Bargaining rights vs. privacy rights: OLRB orders school board to disclose employee home addresses and phone numbers to union

What happens when a union’s request for information about the members it represents appears to be in conflict with the employer’s obligations under provincial privacy legislation? This was the issue raised in a recent decision of the Ontario Labour Relations Board in Ottawa-Carleton District School Board v. Ontario Secondary School Teachers’ Federation District 25 (November 20, 2001).

The union requested the names and home addresses and telephone numbers of some 750 employees in the bargaining unit, saying that it had had some difficulty communicating with them and needed the information in order to properly represent its members. The employer refused, citing the privacy provisions of the Municipal Freedom of Information and Protection of Privacy Act (MFIPPA), a statute which bound the employer. The union applied to the Ontario Labour Relations Board, alleging that the employer’s refusal constituted an unfair labour practice under the Labour Relations Act.

Previous rulings of the Board had come down on the side of the union’s right to such information. One such decision, The Millcroft Inn Limited, stressed that, as an agent of the employees responsible for protecting a wide range of employees’ legal interests, the union was entitled to take full instructions from its members in order to properly represent them. This required that the union be able to communicate effortlessly with its members.

One of the arguments raised by the employer in Millcroft Inn was that, by refusing the union’s request, it was only protecting the privacy rights of its employees.
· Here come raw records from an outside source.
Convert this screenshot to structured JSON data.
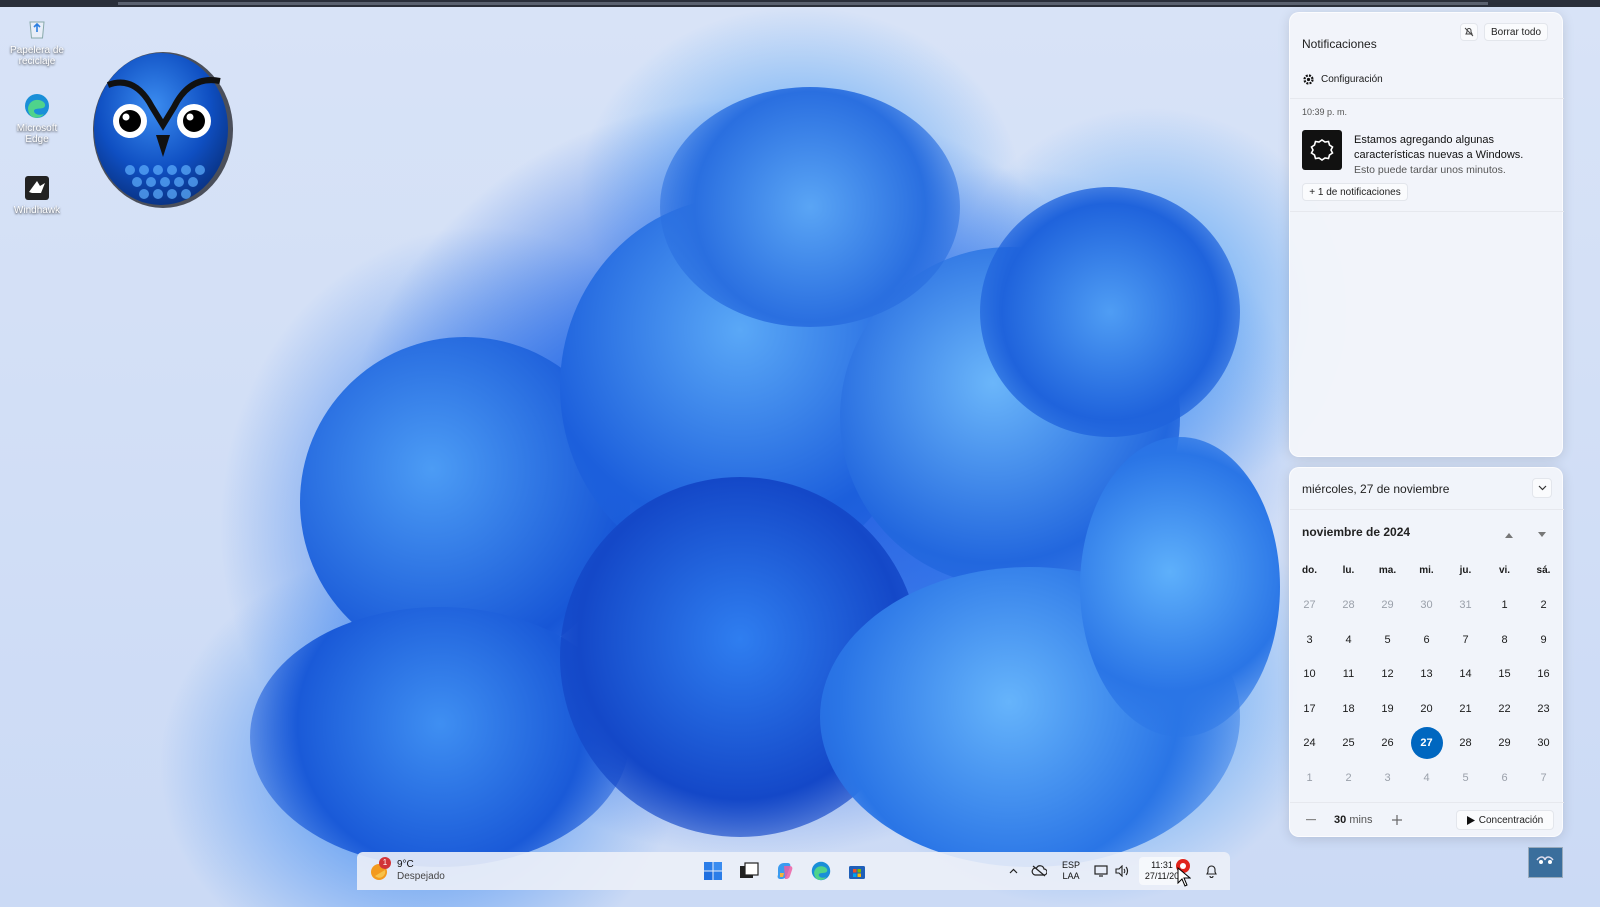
{
  "desktop": {
    "icons": [
      {
        "label": "Papelera de reciclaje",
        "icon": "recycle-bin-icon"
      },
      {
        "label": "Microsoft Edge",
        "icon": "edge-icon"
      },
      {
        "label": "Windhawk",
        "icon": "windhawk-icon"
      }
    ]
  },
  "notifications": {
    "title": "Notificaciones",
    "clear_all": "Borrar todo",
    "settings": "Configuración",
    "time": "10:39 p. m.",
    "message_title": "Estamos agregando algunas características nuevas a Windows.",
    "message_sub": "Esto puede tardar unos minutos.",
    "more": "+ 1 de notificaciones"
  },
  "calendar": {
    "date_header": "miércoles, 27 de noviembre",
    "month_title": "noviembre de 2024",
    "weekdays": [
      "do.",
      "lu.",
      "ma.",
      "mi.",
      "ju.",
      "vi.",
      "sá."
    ],
    "weeks": [
      [
        "27",
        "28",
        "29",
        "30",
        "31",
        "1",
        "2"
      ],
      [
        "3",
        "4",
        "5",
        "6",
        "7",
        "8",
        "9"
      ],
      [
        "10",
        "11",
        "12",
        "13",
        "14",
        "15",
        "16"
      ],
      [
        "17",
        "18",
        "19",
        "20",
        "21",
        "22",
        "23"
      ],
      [
        "24",
        "25",
        "26",
        "27",
        "28",
        "29",
        "30"
      ],
      [
        "1",
        "2",
        "3",
        "4",
        "5",
        "6",
        "7"
      ]
    ],
    "today": "27",
    "focus_minutes": "30",
    "focus_unit": "mins",
    "focus_label": "Concentración"
  },
  "taskbar": {
    "weather_temp": "9°C",
    "weather_desc": "Despejado",
    "weather_badge": "1",
    "lang_top": "ESP",
    "lang_bottom": "LAA",
    "clock_time": "11:31",
    "clock_date": "27/11/20"
  },
  "colors": {
    "accent": "#0067c0",
    "wallpaper_blue": "#1f6fe6"
  }
}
The Board in Millcroft Inn was unimpressed with this argument, noting that the employer, as an equal bargaining partner with the union, was in no greater preferential position in relation to the employees than the union: to the extent that employee privacy was already compromised by employer access to employee’s home addresses and telephone numbers, the union also should have access to this information.

REFUSAL TO DISCLOSE UNDER THE MFIPPA

However, the issue of employee privacy took a somewhat different form in the Ottawa-Carleton District School Board case. The School Board was an institution bound by the MFIPPA, legislation which required that the employer refuse to disclose personal information in its custody or control, subject to some exceptions.

In refusing to disclose the information sought by the union, the employer had been influenced by a decision under the MFIPPA, issued by the Information and Privacy Commissioner, which upheld the refusal by another school board to disclose employee phone numbers to the union. The Commissioner had ruled that the status of the union as bargaining agent was not relevant in determining whether the information should be disclosed. Noting that, under the MFIPPA, disclosure to the union was “disclosure to the world”, the Commissioner declared that the employees’ home phone numbers should not be disclosed to the union.

“A NECESSARY CONSEQUENCE OF EXCLUSIVE BARGAINING RIGHTS”

The Board declined to follow the approach of the Privacy Commissioner, noting that the status of the union as bargaining agent for employees was highly relevant to the determination of whether the union should have access to employees’ personal information. Without that information, the Board observed, the union’s ability to fulfill its role could be seriously impaired.

The Board asked how the union could be expected to conduct strike and ratification votes effectively without being able to communicate with employees outside the workplace. Acknowledging that the employer in this case had been placed in the difficult position of reconciling the views of the Board in Millcroft Inn and the approach taken by the Privacy Commissioner, the Board made this criticism of the Privacy Commissioner’s position:

    “From a labour relations perspective, there are serious problems with the approach adopted by the Privacy Commissioner. When a trade union acquires the exclusive right to bargain on behalf of a group of employees through a Board certification, the union becomes the spokesperson of the employees. … It acquires a special relationship of agency in relation to the employees and it incurs important statutory obligations towards them to represent them fairly. … The union must be placed in a position where it can effectively represent all of the employees in the bargaining unit. To the extent that some individual privacy rights must yield to that interest, this is a necessary consequence of the union’s exclusive bargaining rights and the obligations it undertakes on behalf of the employees.”

The Board went on to note that the union routinely requires access to employee personal information such as the terms and conditions of employment of bargaining unit employees and, in respect of job posting grievances, character references and personal evaluations of employees. Yet disclosure of this type of personal information constitutes a presumed unjustified invasion of personal privacy under the terms of the MFIPPA, and ordinarily could not be disclosed under that statute. Therefore, the Board pointed out, there was even less reason to withhold employee addresses and telephone numbers – information which was less sensitive in terms of employee privacy.

Accordingly, the Board granted the union’s application and ordered the employer to provide the information sought by the union.

In Our View

In making its ruling in favour of the union, the Board noted that the employer’s refusal had not been motivated by an attempt to interfere with the union’s activities, but by a bona fide belief that it was protecting the privacy of its employees. Nevertheless, intention is not a factor in determining whether the employer had committed an unfair labour practice. The test is one of balancing the “business purpose” behind the employer’s actions against the effect of those actions on union activity protected under labour legislation. In this case, despite the employer’s good faith motivation, its refusal to disclose the information was not the exercise of a legitimate business purpose which outweighed the impact on the union’s rights.